At Canoe, I haven’t experienced any social repercussions or negativity regarding my sexuality.

Canoe’s initiative to collect these stories is commendable. Sharing our experiences is vital for understanding the diverse perspectives within our community. Our LGBTQ+ community is united by shared experiences, not stereotypes, and by sharing, we can foster greater support and understanding.

As a parent and ally, how does that influence your approach to interacting with others in your role at Canoe?

Tiffany Taylor: As Head of People, I have always tried to lead with empathy, compassion, and understanding. That hasn’t changed. When my 19-year-old son came out 3 years ago, what changed for me was the need to always wear something that symbolizes my allyship. I am incredibly proud of my son and his courage, and I never want anyone to feel isolated, so wearing something to show my allyship helps me spread that message even when I am not speaking about the topic. These days, you can always find me wearing a rainbow bracelet, a cherished gift from my husband.

What advice would you give to young LGBTQ+ individuals who are looking to break into an industry like ours?

Jeffrey Lin: While finance can be more traditional and conservative at times, it’s important not to generalize the entire industry based on these characteristics. There are many supportive people in our industry who uplift and support the LGBTQ+ community. If finance and/or technology is your passion and where you want to work, find the right environment, reach out and go for it!

How are you celebrating pride this year?

Jeffrey Lin: I’m celebrating pride by being with my community. In addition, I’m living with a focus on authenticity; aligning my actions with my internal values and simply doing what makes me happy. 

Tiffany Taylor: We try to celebrate Pride all year, but in June, my family and I attend and work several local Pride events. Also, every June, I gift myself with a new Pride t-shirt and love the collection I have amassed over the years. Here is a photo of me and my husband and son at the Hanover, MA, Pride event this year.

Cassio Couto: Earlier this month, I supported my favorite indie authors/illustrators by purchasing their comic books at the POC CON 2024—a Brazilian LGBTQIA+ version of Comic-Con that happens in Sao Paulo every June. I also donated to Casa 1, an organization that seeks to end LGBTQIA+ homelessness in Brazil.


Jeffrey Lin, Director of Product Management, Data Products at Canoe Intelligence.

The architect behind Canoe’s data product design and implementation, Jeff boasts a stellar track record of zero-to-one product development. His relentless focus on problem-solving and user-centric design principles ensures that Canoe Asset Data meets the evolving needs of its clientele.

Tiffany Taylor, Head of People at Canoe Intelligence.

A seasoned people resources practitioner, Tiffany has more than 25 years of experience leading corporate human resources teams to drive business outcomes and goals.
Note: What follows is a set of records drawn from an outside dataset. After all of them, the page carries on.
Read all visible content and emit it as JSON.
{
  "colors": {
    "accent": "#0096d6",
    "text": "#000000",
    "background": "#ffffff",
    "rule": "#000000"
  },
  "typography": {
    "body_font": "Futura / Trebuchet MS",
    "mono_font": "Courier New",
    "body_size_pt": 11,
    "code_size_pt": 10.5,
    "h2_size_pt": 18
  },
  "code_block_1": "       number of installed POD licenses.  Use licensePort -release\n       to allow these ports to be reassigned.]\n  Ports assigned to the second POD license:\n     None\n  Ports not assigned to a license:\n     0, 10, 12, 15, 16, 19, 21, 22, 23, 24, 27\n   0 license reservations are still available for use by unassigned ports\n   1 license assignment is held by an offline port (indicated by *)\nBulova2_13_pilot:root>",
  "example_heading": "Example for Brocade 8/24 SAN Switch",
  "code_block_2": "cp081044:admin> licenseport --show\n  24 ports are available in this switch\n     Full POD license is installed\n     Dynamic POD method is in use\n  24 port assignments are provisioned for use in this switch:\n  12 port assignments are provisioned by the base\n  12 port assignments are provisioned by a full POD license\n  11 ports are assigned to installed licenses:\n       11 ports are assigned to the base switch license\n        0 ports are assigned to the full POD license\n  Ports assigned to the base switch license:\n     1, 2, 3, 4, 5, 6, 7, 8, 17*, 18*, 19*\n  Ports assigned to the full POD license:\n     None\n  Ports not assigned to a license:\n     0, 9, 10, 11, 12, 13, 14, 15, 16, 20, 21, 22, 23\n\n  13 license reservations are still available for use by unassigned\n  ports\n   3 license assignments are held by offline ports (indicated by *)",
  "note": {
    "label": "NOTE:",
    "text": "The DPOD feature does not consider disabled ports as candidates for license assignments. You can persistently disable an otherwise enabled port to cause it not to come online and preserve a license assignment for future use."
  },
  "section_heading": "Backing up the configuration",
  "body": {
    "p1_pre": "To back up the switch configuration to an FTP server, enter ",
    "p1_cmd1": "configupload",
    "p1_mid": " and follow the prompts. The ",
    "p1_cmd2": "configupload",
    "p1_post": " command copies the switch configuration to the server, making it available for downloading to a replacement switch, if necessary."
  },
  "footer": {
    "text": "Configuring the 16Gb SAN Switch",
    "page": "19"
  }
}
As the Head of People for Canoe Intelligence, Tiffany leads Canoe’s People Strategy practice to ensure the availability of world-class talent to drive Canoe’s success. Her responsibilities include strategic talent acquisition, leadership, manager, and employee development; business partnering; and compensation and benefits.

Cassio Couto, Software Engineer at Canoe Intelligence.

As a software engineer with nine years of experience, Cassio specializes in backend programming and data engineering. His career has been driven by a commitment to innovation and technical excellence, leading to a pursuit and completion of a PhD in Computer Science with a focus on Artificial Intelligence.